Fig 1.
Disruption of the host ESCRT machinery impairs uptake of host cytosolic proteins by Toxoplasma gondii.
A. Schematic of the ESCRT machinery function in MVB formation. Ubiquitinated cargo targeted for degradation is recognized by ESCRT-0 and ECSRT-I, which further recruits ESCRT-II and the ESCRT accessory protein ALIX. At the last steps, ESCRT-III forms spirals at the membrane to mediate membrane constriction and the VPS4 complex facilitates scission and disassembly of the machinery by hydrolyzing ATP. B. Distribution of the ESCRT-III component CHMP4B at the host cytosol (i) and the PV (ii) in HeLa cells transiently transfected with VPS4AWT-mCherry and infected with RH parasites for 24 h. C. Distribution of the ESCRT-III component CHMP4B at the host cytosol (i) and the PV (ii) in HeLa cells transiently transfected with VPS4AEQ-mCherry and infected with RH parasites for 24 h. The PV was labeled with anti-TgGRA7. Images were analyzed by structural illuminated microscopy (SIM). Scale bar is 5 μm. D. Growth assay of RH parasites in HeLa cells transiently transfected with exogenous VPS4WT or VPS4AEQ compared to untransfected control. The percentage of PV with 1, 2, 4 or 8+ parasites was calculated for each cell subset. At least 20 PV were counted per blinded sample. Data represents means from 7 biological replicates. E. Mean number of parasites per PV from growth assay. Statistical analysis was by Student’s t-test. F. Quantification of ingestion of host cytosolic Venus at 30 mpi in RH or RΔcpl parasites harvest from cells were transiently co-transfected with a plasmid encoding cytosolic Venus fluorescent protein expression and exogenous expression of either VPS4AWT or VPS4ADN. Representative images for parasites with ingested host-derived cytosolic Venus (shown in magenta) at 30 mpi included at the top. Scale bar is 5 μm. G. Quantification of host cytosolic Venus ingestion at 24 hpi in RH or RΔcpl parasites. At least 200 parasites were analyzed per blinded sample. Representative images for parasites with ingested host-derived cytosolic Venus (magenta) at 24 hpi are included at the top. Scale bar is 5 μm. Data represents the mean from ≥ 3 biological replicates. Statistical analysis was by Student’s t-test. Only statistical differences are shown. *p<0.05, **p<0.01.
Fig 2.
The GRA14 C-terminal domain facilitates ESCRT-dependent release of VLPs.

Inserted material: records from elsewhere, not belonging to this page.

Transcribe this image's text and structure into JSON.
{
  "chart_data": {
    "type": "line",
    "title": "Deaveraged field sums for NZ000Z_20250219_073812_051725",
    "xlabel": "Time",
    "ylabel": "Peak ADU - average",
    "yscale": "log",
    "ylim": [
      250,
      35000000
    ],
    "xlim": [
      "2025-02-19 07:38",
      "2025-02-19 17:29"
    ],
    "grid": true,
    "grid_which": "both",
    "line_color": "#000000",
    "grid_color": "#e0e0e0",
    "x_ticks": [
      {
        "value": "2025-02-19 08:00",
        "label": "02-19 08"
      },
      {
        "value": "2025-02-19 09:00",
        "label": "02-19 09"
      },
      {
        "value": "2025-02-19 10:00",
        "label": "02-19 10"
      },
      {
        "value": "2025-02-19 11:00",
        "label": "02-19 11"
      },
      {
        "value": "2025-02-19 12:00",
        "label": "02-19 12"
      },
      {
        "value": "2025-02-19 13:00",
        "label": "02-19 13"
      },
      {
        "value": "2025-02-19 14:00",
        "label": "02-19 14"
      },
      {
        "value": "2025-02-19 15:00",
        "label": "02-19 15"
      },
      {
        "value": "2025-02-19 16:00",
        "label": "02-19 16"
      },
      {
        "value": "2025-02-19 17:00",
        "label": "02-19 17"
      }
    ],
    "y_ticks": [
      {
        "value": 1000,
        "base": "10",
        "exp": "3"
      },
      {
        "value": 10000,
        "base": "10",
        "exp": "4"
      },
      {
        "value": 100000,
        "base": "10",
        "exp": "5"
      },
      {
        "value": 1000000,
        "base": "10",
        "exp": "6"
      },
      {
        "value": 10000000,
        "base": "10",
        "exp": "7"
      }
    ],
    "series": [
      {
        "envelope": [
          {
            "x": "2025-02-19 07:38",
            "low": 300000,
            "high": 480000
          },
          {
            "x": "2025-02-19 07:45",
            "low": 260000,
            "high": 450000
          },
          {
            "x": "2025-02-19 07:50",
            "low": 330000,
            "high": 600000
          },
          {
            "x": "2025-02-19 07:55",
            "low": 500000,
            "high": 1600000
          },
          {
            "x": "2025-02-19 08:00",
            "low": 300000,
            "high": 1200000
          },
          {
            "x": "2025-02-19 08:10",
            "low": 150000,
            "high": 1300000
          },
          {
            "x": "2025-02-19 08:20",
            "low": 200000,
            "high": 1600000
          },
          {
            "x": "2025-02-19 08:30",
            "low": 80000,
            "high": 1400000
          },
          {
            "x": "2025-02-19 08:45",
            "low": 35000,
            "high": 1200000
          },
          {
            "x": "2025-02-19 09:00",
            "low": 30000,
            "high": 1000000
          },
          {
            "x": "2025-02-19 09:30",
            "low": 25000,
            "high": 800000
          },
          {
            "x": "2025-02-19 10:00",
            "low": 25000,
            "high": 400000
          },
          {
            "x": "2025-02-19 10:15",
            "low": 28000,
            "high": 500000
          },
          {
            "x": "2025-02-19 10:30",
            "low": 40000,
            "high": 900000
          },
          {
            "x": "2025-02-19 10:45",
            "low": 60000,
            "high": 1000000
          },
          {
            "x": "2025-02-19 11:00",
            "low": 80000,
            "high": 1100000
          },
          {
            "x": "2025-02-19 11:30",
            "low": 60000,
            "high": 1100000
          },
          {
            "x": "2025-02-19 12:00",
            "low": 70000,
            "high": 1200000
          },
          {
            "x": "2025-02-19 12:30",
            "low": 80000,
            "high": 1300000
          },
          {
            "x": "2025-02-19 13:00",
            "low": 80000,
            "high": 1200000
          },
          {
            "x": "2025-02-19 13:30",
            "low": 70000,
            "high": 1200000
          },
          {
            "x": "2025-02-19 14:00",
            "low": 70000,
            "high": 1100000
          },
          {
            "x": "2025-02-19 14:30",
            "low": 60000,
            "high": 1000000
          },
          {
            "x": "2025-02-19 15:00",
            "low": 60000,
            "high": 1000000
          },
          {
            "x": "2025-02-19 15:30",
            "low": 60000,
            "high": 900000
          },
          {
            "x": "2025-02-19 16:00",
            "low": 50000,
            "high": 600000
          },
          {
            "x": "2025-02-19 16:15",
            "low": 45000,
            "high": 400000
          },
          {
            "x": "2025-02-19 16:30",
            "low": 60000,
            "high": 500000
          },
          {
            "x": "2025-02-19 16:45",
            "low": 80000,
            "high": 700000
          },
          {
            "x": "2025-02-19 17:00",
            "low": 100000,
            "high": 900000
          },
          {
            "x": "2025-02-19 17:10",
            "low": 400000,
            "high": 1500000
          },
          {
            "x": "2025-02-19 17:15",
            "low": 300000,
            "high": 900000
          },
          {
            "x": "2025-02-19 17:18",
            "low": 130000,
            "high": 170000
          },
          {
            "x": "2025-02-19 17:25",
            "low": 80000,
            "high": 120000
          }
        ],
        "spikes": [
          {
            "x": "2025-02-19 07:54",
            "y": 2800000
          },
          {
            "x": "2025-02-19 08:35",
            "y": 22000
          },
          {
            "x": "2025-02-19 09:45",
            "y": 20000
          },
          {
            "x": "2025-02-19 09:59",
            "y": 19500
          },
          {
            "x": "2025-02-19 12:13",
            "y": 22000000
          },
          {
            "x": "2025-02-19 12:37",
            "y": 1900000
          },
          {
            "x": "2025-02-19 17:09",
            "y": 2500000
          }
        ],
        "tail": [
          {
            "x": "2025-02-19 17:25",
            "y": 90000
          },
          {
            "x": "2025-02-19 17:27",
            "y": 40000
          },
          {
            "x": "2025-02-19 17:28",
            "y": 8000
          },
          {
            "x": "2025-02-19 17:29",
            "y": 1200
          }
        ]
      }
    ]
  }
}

A. Schematic of TgGRA14 topology at the PVM. The TgGRA14 C-terminus encoding the late domain motifs PTAP and YPX(n)L is exposed to the host cytosol whereas the N-terminus is exposed to the PV lumen. B. Schematic representation of the predicted recruitment of the ESCRT recruitment by TgGRA14 through the late domain motifs in comparison with their known function in HIV-1 budding. The PTAP and YPX(n)L motifs can mediate interactions with host ESCRT-I components TSG101 and the ESCRT accessory protein ALIX, respectively. C. Experimental design for the substitution of the HIV-1 Gag p6 domain for the TgGRA14 C-terminus portion encoding late domain motifs to generate the GagGRA14. aa, amino acid. Note that the aa numbering in the hybrid Gag/GRA14 is for GRA14. D. Analysis of VLP release by HIV-1 Gag, GagΔp6 and GagGRA14. Representative immunoblots of VLP release include top: VLP release sample (100%) and bottom: cellular lysate sample (4%). The role for the ESCRT machinery in GagGRA14 release was assessed by disruption of the ESCRT machinery using the VPS4A dominant negative form (VPS4AEQ). Data represents the mean from ≥ 3 biological replicates. Statistical analysis was by Student’s t-test. Only statistical differences are shown. *p<0.05, **p<0.01, ***p<0.001.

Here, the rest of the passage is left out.